Miquel Alzamora. Febrero 2024. Hoy les hablaré de algo que no me gusta nada. Lo aborrezco. Y no es otra cosa que comprar ropa. Sencillamente lo detesto. Afortunadamente para los negocios de venta de pantalones, jerséis, camisas, americanas y complementos hay mucha gente a la que sí le gusta o más que gustarle le entretiene. Mi vecino compra ropa casi cada semana. Es una forma de evadirme, me dice. Yo me evado viendo un partido, aunque sea de Segunda B, pero no comprando ropa.

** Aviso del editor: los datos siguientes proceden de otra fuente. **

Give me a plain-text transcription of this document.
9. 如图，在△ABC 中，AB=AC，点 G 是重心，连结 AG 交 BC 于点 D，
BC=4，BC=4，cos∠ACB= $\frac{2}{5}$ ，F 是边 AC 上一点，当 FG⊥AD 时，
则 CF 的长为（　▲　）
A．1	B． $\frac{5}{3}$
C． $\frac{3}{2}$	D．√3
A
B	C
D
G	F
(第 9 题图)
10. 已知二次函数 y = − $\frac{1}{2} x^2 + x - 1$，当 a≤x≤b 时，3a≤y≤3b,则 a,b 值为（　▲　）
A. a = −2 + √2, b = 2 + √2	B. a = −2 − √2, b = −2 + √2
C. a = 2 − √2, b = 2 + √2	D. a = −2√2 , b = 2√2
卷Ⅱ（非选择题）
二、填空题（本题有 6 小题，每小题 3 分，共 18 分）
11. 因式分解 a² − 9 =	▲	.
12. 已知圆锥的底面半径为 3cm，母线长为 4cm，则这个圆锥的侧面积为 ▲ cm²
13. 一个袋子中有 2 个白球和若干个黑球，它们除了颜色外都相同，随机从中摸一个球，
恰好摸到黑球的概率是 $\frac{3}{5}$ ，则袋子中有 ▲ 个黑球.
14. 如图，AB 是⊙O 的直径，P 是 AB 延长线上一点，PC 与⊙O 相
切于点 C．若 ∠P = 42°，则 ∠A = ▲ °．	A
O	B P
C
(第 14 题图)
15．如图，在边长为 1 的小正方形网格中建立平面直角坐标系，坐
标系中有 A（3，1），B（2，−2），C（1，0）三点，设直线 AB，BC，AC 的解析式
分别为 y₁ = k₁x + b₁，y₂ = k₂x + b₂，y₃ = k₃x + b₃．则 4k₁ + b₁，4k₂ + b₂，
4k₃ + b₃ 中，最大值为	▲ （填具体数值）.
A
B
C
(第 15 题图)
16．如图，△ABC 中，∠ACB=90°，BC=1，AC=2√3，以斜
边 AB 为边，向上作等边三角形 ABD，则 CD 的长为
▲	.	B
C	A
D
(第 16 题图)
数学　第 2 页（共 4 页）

Me siento como si una cámara oculta me estuviera persiguiendo, incapaz de discernir si esto puede o no puede quedarme bien y mirando etiquetas cada vez más inteligibles. Por no hablar de las tallas. Soy incapaz de acertar a la primera lo que me lleva a quitar y poner continuamente piezas con el estrés añadido que ello supone. En el probador me pasa lo mismo que en la cabina en la que se depositan las papeletas cuando vas a votar. Entro a ase minúsculo espacio con una idea preconcebida y luego empiezo a dudar. Como cuando voy a hacerme una revisión del oído y me dicen que aporree el cristal al escuchar el ‘bip’. Entro en pánico y aporreo sin parar.

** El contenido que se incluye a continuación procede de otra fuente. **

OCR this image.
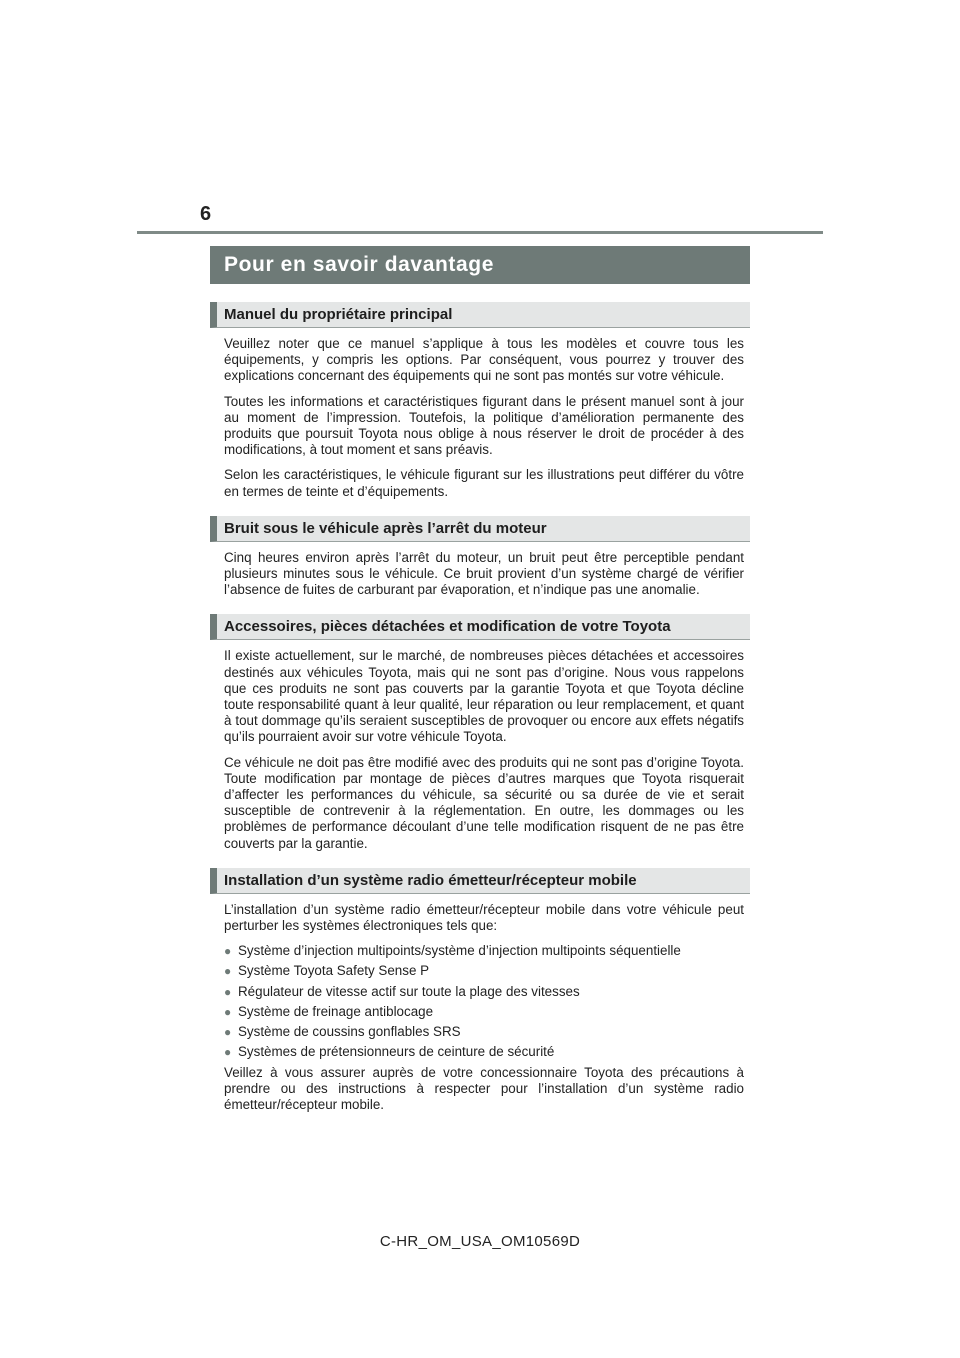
6
Pour en savoir davantage
Manuel du propriétaire principal

Veuillez noter que ce manuel s’applique à tous les modèles et couvre tous les équipements, y compris les options. Par conséquent, vous pourrez y trouver des explications concernant des équipements qui ne sont pas montés sur votre véhicule.

Toutes les informations et caractéristiques figurant dans le présent manuel sont à jour au moment de l’impression. Toutefois, la politique d’amélioration permanente des produits que poursuit Toyota nous oblige à nous réserver le droit de procéder à des modifications, à tout moment et sans préavis.

Selon les caractéristiques, le véhicule figurant sur les illustrations peut différer du vôtre en termes de teinte et d’équipements.

Bruit sous le véhicule après l’arrêt du moteur

Cinq heures environ après l’arrêt du moteur, un bruit peut être perceptible pendant plusieurs minutes sous le véhicule. Ce bruit provient d’un système chargé de vérifier l’absence de fuites de carburant par évaporation, et n’indique pas une anomalie.

Accessoires, pièces détachées et modification de votre Toyota

Il existe actuellement, sur le marché, de nombreuses pièces détachées et accessoires destinés aux véhicules Toyota, mais qui ne sont pas d’origine. Nous vous rappelons que ces produits ne sont pas couverts par la garantie Toyota et que Toyota décline toute responsabilité quant à leur qualité, leur réparation ou leur remplacement, et quant à tout dommage qu’ils seraient susceptibles de provoquer ou encore aux effets négatifs qu’ils pourraient avoir sur votre véhicule Toyota.

Ce véhicule ne doit pas être modifié avec des produits qui ne sont pas d’origine Toyota. Toute modification par montage de pièces d’autres marques que Toyota risquerait d’affecter les performances du véhicule, sa sécurité ou sa durée de vie et serait susceptible de contrevenir à la réglementation. En outre, les dommages ou les problèmes de performance découlant d’une telle modification risquent de ne pas être couverts par la garantie.

Installation d’un système radio émetteur/récepteur mobile

L’installation d’un système radio émetteur/récepteur mobile dans votre véhicule peut perturber les systèmes électroniques tels que:

● Système d’injection multipoints/système d’injection multipoints séquentielle
● Système Toyota Safety Sense P
● Régulateur de vitesse actif sur toute la plage des vitesses
● Système de freinage antiblocage
● Système de coussins gonflables SRS
● Systèmes de prétensionneurs de ceinture de sécurité

Veillez à vous assurer auprès de votre concessionnaire Toyota des précautions à prendre ou des instructions à respecter pour l’installation d’un système radio émetteur/récepteur mobile.

C-HR_OM_USA_OM10569D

Volviendo al tema que nos ocupa, el otro día estuve en Uomo, aquí en Palma, muy cerca del mercado del Olivar. Iba yo cargado de temores y temblores en busca de una camisa y el dependiente, mitad comercial, mitad psicólogo, intuyó el mar de dudas en el que me encontraba y me rescató de mi oscuridad acertando casi al momento con la talla y el color. Todo sería más fácil para mi estado de ánimo si echara mano de comprar por internet, pero si no acierto en persona cómo iba a hacerlo virtualmente, sería un ir y venir constante de mensajeros. El pequeño comercio está lleno de hombres y mujeres valientes que cada día rescatan a tipos como yo que se pierden entre expositores y maniquíes. Son héroes sin capa.